God's Word For You is a free Bible Study site committed to bringing you studies firmly grounded in the Bible – the Word of God. Holding a reformed, conservative, evangelical perspective this site affirms that God has provided in Jesus Christ his eternal Son, a way of salvation in which we can live in his presence guilt free, acquitted and at peace.

 
 

ENCOUNTERS WITH JESUS

THE PHARISEES

Questions. The people who opposed Jesus Christ were always asking questions: 'Who is this fellow who speaks blasphemy? Who can forgive sins but God alone?' 'Why do you eat and drink with tax collectors and 'sinners'?'

Now we hear yet another question, a critical, condemnatory question: 'Why are you doing what is unlawful on the Sabbath?'

It was a simple thing Jesus' disciples were doing,  just picking and eating a handful of grain as they walked through a field; but it was against the Sabbath law as the Pharisees understood it.
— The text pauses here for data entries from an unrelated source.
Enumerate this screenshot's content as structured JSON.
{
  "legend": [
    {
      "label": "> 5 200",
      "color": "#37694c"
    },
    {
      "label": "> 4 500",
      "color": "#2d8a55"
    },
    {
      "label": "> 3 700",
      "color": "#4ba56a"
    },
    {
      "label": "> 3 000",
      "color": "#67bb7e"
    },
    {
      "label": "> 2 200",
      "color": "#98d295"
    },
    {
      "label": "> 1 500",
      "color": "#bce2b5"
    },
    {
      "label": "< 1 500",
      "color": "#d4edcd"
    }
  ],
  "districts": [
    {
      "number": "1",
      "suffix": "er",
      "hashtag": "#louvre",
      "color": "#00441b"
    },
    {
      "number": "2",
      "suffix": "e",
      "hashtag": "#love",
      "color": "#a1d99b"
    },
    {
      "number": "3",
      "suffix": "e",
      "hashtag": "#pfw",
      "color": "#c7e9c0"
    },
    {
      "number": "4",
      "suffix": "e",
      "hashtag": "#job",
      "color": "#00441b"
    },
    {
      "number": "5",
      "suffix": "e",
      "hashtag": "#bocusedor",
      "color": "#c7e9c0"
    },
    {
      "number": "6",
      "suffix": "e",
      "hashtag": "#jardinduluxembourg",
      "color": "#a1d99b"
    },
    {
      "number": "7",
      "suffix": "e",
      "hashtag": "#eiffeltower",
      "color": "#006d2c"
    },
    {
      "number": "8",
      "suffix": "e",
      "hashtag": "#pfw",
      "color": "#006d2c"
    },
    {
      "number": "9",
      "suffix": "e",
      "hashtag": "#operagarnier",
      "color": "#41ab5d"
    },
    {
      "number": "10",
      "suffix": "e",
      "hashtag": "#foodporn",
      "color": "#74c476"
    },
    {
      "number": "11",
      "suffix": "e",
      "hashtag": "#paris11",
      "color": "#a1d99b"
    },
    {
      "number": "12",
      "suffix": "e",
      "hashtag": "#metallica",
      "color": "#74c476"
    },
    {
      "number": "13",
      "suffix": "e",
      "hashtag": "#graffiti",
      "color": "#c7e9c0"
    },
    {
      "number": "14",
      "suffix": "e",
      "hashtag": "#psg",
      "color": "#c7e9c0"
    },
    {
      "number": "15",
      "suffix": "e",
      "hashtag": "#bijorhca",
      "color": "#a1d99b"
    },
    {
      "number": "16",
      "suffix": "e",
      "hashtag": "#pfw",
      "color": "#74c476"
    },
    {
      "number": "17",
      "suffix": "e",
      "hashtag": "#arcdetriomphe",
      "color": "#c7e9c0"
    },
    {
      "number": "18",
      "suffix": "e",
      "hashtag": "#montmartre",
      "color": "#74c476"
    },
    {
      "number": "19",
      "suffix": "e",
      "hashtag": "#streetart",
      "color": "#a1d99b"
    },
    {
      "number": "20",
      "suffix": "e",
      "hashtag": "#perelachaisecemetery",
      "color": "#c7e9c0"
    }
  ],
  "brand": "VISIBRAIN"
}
In his answer Jesus affirmed his own authority over the Sabbath law, and his authority to interpret it correctly.

On another Sabbath day, knowing that the Pharisees were watching him closely and waiting for an opportunity to accuse him, Jesus, asked them a question.

In the synagogue there was a man with a withered hand. Jesus told him to stand up in front of everybody. Then he turned to the Pharisees and asked: 'Which is lawful on the Sabbath: to do good or to do evil, to save life or to destroy it?' Not waiting for their answer he turned to the man and said 'Stretch our your hand!' Immediately the hand was completely healed.

The Sabbath was supposed to be a day dedicated to God, an acknowledgment and reminder that a right relationship with God was the result of God's action, not man's goodness. The Pharisees had turned it into a day by which they affirmed their own righteousness, a righteousness by which they assumed they merited God's favour.

Jesus, by his question, spotlighted their self-centred error: in their efforts to affirm and maintain their own 'righteousness' they were actually exhibiting the opposite of true godliness: doing evil by refusing to do good, destroying life by refusing to save it. By using the Sabbath as a meritorious human means of gaining and maintaining God's acceptance, they were completely misreading the deep significance of the Sabbath: that we humans cannot  merit God's acceptance, or make ourselves his people, but are his people by sheer grace - by his will and his choice and his action, not ours; that this physical Sabbath rest is a symbolic shadow of the permanent, perpetual, spiritual rest we find in Jesus Christ, by whose merit alone we are accepted with God.

He, Jesus, rather than affirm the Pharisees' error by bowing to their perception of what was right, exposed their error by doing what actually was right. At the same time he became the target of their furious antagonism and murderous intent.

Scriptures: Luke 5:21, 30; 6:1-11; Exodus 20:8-10; 31:13; Ezekiel 20:12; Matthew 11:28-30; Colossians 2:16-17; Hebrews 3:7-4:11; Romans 5:1.